The indigenous agri-engineering industry is entirely nonexistent, and both farmers nor the state can’t possibly afford the imported harvesting tools on a mass scale. The farmers’ storage practices are old and inefficient while the cold storages are expensive as well, in addition to being old and inefficient.

According to a report, there is a need to develop storage facilities for 16 MMTs of wheat, 4.4 MMTs of rice, 4 MMTs of maize, and 3 MMTs of potatoes. The Competition Commission of Pakistan had also urged the State Bank of Pakistan (SBP to ease the financing for storage facilities.

The transport of commodities from the farm gate to the markets is done on carriers that have never been food-grade certified in their lifespan. The improper harvesting, handling, and transporting damages the produce and lowers the shelf life. Lastly, there is no concept of value addition and processing of vegetables, cereals, and dairy products.

Tazah Technologies co-founder Abrar Bajwa while speaking to ProPakistani said that there is no silver lining in all of this as the whole supply chain needs fixing. Abrar, whose company is working on digitizing the Agri-Value Chain and connecting international buyers and sellers through another vertical, highlighted that transportation facilities need to be improved while mini cold storages should be built near farm gates to enhance the shelf life of the produce.

He also pointed out the dearth of processing and value addition to reducing perishability as there is a need to develop its market first to encourage the private sector.
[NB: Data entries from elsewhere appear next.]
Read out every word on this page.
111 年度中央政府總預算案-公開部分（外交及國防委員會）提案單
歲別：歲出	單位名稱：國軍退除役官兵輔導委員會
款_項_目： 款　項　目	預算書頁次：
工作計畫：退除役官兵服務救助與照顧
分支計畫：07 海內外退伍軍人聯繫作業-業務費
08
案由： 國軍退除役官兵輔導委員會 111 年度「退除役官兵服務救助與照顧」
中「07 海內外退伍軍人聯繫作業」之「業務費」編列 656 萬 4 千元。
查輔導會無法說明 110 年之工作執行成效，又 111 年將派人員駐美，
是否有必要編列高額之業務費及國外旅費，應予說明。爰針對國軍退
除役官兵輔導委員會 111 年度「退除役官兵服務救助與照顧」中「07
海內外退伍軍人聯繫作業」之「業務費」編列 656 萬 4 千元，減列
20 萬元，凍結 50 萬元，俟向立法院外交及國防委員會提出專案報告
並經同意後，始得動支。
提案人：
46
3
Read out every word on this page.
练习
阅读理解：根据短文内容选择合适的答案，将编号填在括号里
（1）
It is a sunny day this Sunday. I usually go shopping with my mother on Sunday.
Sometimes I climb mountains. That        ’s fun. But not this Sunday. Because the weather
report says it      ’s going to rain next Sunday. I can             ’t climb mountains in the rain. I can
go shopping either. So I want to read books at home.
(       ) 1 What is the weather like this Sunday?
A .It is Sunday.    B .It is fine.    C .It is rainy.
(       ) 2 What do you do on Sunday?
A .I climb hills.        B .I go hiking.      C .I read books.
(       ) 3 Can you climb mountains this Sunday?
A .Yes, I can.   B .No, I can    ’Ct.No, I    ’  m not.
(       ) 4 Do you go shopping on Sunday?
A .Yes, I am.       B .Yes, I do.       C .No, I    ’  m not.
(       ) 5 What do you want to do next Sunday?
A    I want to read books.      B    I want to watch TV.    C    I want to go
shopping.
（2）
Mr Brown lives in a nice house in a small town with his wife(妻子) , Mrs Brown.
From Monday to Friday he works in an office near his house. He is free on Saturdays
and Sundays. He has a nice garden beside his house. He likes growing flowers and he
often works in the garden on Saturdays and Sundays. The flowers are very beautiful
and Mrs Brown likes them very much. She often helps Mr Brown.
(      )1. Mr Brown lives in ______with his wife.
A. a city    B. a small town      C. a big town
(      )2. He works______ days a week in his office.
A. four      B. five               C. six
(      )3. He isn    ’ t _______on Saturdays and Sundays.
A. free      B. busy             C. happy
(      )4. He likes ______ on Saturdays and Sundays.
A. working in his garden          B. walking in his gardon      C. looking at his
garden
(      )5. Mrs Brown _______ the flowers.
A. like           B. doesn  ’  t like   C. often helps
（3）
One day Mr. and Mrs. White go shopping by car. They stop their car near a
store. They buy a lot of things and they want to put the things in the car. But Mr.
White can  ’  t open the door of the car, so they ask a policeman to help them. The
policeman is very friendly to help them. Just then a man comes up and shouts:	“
Tazah Technologies is also working on the Maize output market which is connected to a multitude of industries like poultry and livestock feed, beverages, and corn oil.

Inefficiency exists across the entire agriculture value chain, beginning from the seed sector, Muhammad Mustafa, co-founder of Easyfreh Technologies, said while talking to ProPakistani.

Easyfresh is a B2b startup linking farmers with retailers across the country and ultimately increasing efficiency by eliminating the stakes of the middleman. Mustafa argued that farmers are forced to buy poor quality seeds due to the lack of financial resources while the fertilizer and irrigation practices are also the least efficient.

Talking about processing and value addition, he highlighted the lack of domestic demand for processed food (jams, jellies, canned food, etc.) as the primal cause of lower investor interest in the sector. He also pointed out the higher domestic production costs which render locally processed food costlier than even imported items.

The production technologies of all cereal and crops need to be optimized to raise quality and increase the shelf life. The development in the research institutes needs to be done as per export markets and consumer choices instead of focusing on yield enhancement alone.

The food processing industry is not developing at the desired pace as it’s a risky business with a hard-to-capture market while the investors can see tons of other problems to solve and better investment opportunities to capture. SBP needs to lay out the financing for the startups through private banks to develop the food processing industry.

Government involvement is also necessary to protect the companies from market-wide observed adulteration in food commodities and take severe criminal actions against actors involved in playing with people’s health.

It’s a much-needed measure to incentivize the private sector to venture into this market as the government should act as an enabler in the end, the improvements will come when dozens of companies would be in healthy competition to process agricultural commodities but the people involved in adulteration and selling out-dated and lower quality produce easily undercuts the competitors who play by the rules as everyone knows that our legal system has got better things to do than jailing culprits selling anything in the name of food.

According to World Bank Data, Pakistan’s per capita income is only next to Afghanistan and Nepal while the production, sorting, and marketing of both processed and raw commodities with higher quality is likely to increase the end price and that’s where masses in Pakistan are either reluctant or are completely unable to step in and pay extra money for that higher quality.

Lastly, there is a total mismatch between the supply and demand in local vegetable markets, rendering prices low with an oversupply around harvesting times and ridiculously high before that and later on in the season. In addition to the higher input costs, no effective regulatory mechanisms in place, and multiple middlemen between farmer and consumer, this is another major reason for both the higher market prices and vegetable and fruit wastage.

Although the local dealers and agents keep track of the area-wise demand to manage supply accordingly but that whole process is not even remotely efficient enough to handle our current market size. There is a huge need & potential for both the public and private sectors to develop solutions to streamline this inconsistent supply and demand.